WHEN the State of Louisiana was received into the Union in 1812, there was left out a large proportion of the original purchase from Napoleon. As yet this region was unpeopled. It lay silent and unprofitable—a vast, reserve prepared for the wants of unborn generations. It was traversed by the Missouri river. The great Mississippi was its boundary on the east. it possessed, in all, a navigable river-line of two thousand miles. Enormous mineral wealth was treasured up to enrich the world for centuries to come. There were coal-fields greater than those of all Europe. There was iron piled up in mountains, one of which contained two hundred millions of tons of ore. There was profusion of copper, of zinc, of lead. There were boundless forests. There was a soil unsurpassed in fertility. The climate was kindly and genial, marred by neither the stern winters of the North nor the fierce heats of the South. The scenery was often of rare beauty and grandeur.

This was the Territory of Missouri. Gradually settlers from the neighbouring States dropped in. Slave-holders came, bringing their chattels with them. They were first in the field, and they took secure possession. The free emigrant turned aside, and the slave-power reigned supreme in Missouri. The wealth and beauty of this glorious land were wedded to the most gigantic system of evil which ever established itself upon the Earth.

By the year 1818 there were sixty thousand persons residing in Missouri. The time had come for the admission of this Territory into the Union as a State. It was the first great contest between the Free and the Slave States. The cotton-gin, the acquisition of Louisiana, the teaching of Calhoun, had done their work. The slave-owners were now a great political power—resolute, unscrupulous, intolerant of opposition. The next half century of American history takes its tone very much from their fierce and restless energy. Their policy never wavered. To gain predominance for slavery, with room for its indefinite expansion, these were their aims. American history is filled with their violence on to a certain April morning in 1855, when the slave-power and all its lawless pretensions lay crushed among the ruins of Richmond.
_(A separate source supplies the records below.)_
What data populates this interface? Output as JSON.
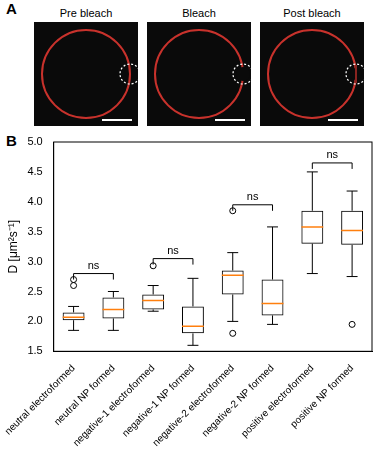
{
  "panel_labels": [
    "A",
    "B"
  ],
  "images": {
    "titles": [
      "Pre bleach",
      "Bleach",
      "Post bleach"
    ]
  },
  "chart_data": {
    "type": "box",
    "y_label": "D [μm²s⁻¹]",
    "categories": [
      "neutral electroformed",
      "neutral NP formed",
      "negative-1 electroformed",
      "negative-1 NP formed",
      "negative-2 electroformed",
      "negative-2 NP formed",
      "positive electroformed",
      "positive NP formed"
    ],
    "boxes": [
      {
        "min": 1.85,
        "q1": 2.02,
        "median": 2.07,
        "q3": 2.15,
        "max": 2.25,
        "outliers": [
          2.6,
          2.7
        ]
      },
      {
        "min": 1.85,
        "q1": 2.05,
        "median": 2.2,
        "q3": 2.4,
        "max": 2.5,
        "outliers": []
      },
      {
        "min": 2.17,
        "q1": 2.2,
        "median": 2.35,
        "q3": 2.45,
        "max": 2.6,
        "outliers": [
          2.93
        ]
      },
      {
        "min": 1.6,
        "q1": 1.8,
        "median": 1.92,
        "q3": 2.25,
        "max": 2.72,
        "outliers": []
      },
      {
        "min": 2.0,
        "q1": 2.45,
        "median": 2.77,
        "q3": 2.85,
        "max": 3.15,
        "outliers": [
          3.85,
          1.8
        ]
      },
      {
        "min": 1.95,
        "q1": 2.1,
        "median": 2.3,
        "q3": 2.7,
        "max": 3.58,
        "outliers": []
      },
      {
        "min": 2.8,
        "q1": 3.3,
        "median": 3.58,
        "q3": 3.85,
        "max": 4.5,
        "outliers": []
      },
      {
        "min": 2.75,
        "q1": 3.28,
        "median": 3.52,
        "q3": 3.85,
        "max": 4.18,
        "outliers": [
          1.95
        ]
      }
    ],
    "color": "#000000",
    "median_color": "#ff7f0e",
    "ylim": [
      1.5,
      5.0
    ],
    "yticks": [
      1.5,
      {
        "value": 2.0,
        "label": "2.0"
      },
      2.5,
      {
        "value": 3.0,
        "label": "3.0"
      },
      3.5,
      {
        "value": 4.0,
        "label": "4.0"
      },
      4.5,
      {
        "value": 5.0,
        "label": "5.0"
      }
    ],
    "grid": false,
    "annotations": [
      {
        "pair": [
          0,
          1
        ],
        "y": 2.8,
        "label": "ns"
      },
      {
        "pair": [
          2,
          3
        ],
        "y": 3.05,
        "label": "ns"
      },
      {
        "pair": [
          4,
          5
        ],
        "y": 3.95,
        "label": "ns"
      },
      {
        "pair": [
          6,
          7
        ],
        "y": 4.65,
        "label": "ns"
      }
    ]
  }
}
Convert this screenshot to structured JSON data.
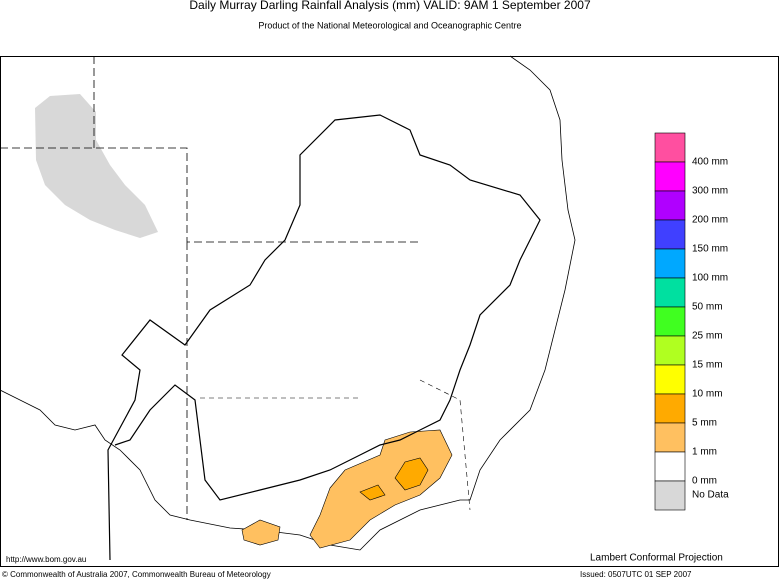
{
  "header": {
    "title": "Daily Murray Darling Rainfall Analysis (mm)  VALID: 9AM  1 September 2007",
    "subtitle": "Product of the National Meteorological and Oceanographic Centre"
  },
  "legend": {
    "colors": [
      "#ff4fa0",
      "#ff00ff",
      "#b000ff",
      "#4040ff",
      "#00a8ff",
      "#00e0a0",
      "#40ff20",
      "#b0ff20",
      "#ffff00",
      "#ffaa00",
      "#ffc060",
      "#ffffff",
      "#d8d8d8"
    ],
    "labels": [
      "400 mm",
      "300 mm",
      "200 mm",
      "150 mm",
      "100 mm",
      "50 mm",
      "25 mm",
      "15 mm",
      "10 mm",
      "5 mm",
      "1 mm",
      "0 mm",
      "No Data"
    ]
  },
  "footer": {
    "website": "http://www.bom.gov.au",
    "projection": "Lambert Conformal Projection",
    "copyright": "© Commonwealth of Australia 2007, Commonwealth Bureau of Meteorology",
    "issued": "Issued: 0507UTC 01 SEP 2007"
  }
}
When the application of Missouri for admission into the Union came to be considered in Congress, an attempt was made to shut slavery wholly out of the new State. A struggle ensued which lasted for nearly three years. The question was one of vital importance. At this time the number of Free States and the number of Slave States were exactly equal. Whosoever gained Missouri gained a majority in the Senate. The North was deeply in earnest in desiring to prevent the extension of slavery. The South was equally resolute that no limitation should be imposed. The result was a compromise, proposed by the South. Missouri was to be given over to slavery. But it was agreed that, excepting within the limits of Missouri herself, slavery should not be permitted in any part of the territory purchased from France, north of a line drawn eastward and westward from the southern boundary of that State. Thus far might the waves of this foul tide flow, but no further. So ended the great controversy, in the decisive victory of the South.